Sejak itu aku berusaha menghindari yang namanya “Wanita” karena di mataku semua wanita itu sama. Aku tak percaya dengan cinta. Cinta bagiku “Bullshit”. Cinta hanya ada di dongeng. Namun sebenernya jauh di lubuk hatiku. Aku masih membutuhkan itu semua. Banyak teman-temanku selalu menanyakan kenapa aku bisa putus dengan Ayu aku hanya menjawab “kita hanya tidak cocok saja”. Aku tak ingin kejadian ini tersebar, dan Gery pun juga sudah aku beritahukan. Memang tak pantas aku ceritakan. Aku tak ingin membuat dia malu.
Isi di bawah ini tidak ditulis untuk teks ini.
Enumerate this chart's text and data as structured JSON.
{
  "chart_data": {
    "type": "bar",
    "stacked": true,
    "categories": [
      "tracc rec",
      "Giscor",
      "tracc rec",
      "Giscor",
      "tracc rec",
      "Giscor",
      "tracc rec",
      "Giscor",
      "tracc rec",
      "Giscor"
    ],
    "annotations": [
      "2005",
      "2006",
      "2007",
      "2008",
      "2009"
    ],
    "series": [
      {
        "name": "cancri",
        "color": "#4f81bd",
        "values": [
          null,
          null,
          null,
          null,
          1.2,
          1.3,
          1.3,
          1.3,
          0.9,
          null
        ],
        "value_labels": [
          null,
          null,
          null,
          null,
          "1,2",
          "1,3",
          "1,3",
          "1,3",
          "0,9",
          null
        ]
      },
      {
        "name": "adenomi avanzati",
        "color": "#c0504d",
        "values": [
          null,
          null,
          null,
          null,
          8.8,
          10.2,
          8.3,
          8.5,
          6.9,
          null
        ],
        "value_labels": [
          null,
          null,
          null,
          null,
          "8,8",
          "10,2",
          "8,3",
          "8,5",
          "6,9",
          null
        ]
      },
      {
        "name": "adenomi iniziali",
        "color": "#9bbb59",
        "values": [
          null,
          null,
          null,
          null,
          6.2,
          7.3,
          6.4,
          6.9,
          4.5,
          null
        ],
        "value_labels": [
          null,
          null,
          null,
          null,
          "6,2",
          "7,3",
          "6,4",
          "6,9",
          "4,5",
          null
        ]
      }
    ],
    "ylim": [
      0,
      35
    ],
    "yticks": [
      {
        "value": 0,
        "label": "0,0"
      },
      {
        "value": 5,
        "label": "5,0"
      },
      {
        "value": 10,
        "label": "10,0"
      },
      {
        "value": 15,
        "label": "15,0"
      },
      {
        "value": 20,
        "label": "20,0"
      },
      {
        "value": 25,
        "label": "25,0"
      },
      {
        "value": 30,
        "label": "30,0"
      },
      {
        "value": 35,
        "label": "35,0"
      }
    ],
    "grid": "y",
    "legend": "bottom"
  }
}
Akhirnya kelulusan sekolah. Setelah ini aku harap bisa membuka hidup baru. Ya hidup baru dengan hati yang masih tertutup. Aku tak tahu harus melanjutkan kemana setelah lulus. Untungnya orang tuaku pengertian sehingga mereka tak memaksaku untuk segara melanjutkan ke perguruan tinggi. Aku pun berpikir dengan mengisi waktu ini dengan bekerja, setelah melamar ke sana ke sini akhirnya aku diterima di sebuah warnet. Ya mungkin pekerjaan tak seberapa dan gajinya juga kecil tapi paling tidak aku tak membuang waktuku hanya di rumah untuk makan dan tidur. Mungkin ini adalah tonggak awalku dalam menjalani hidup.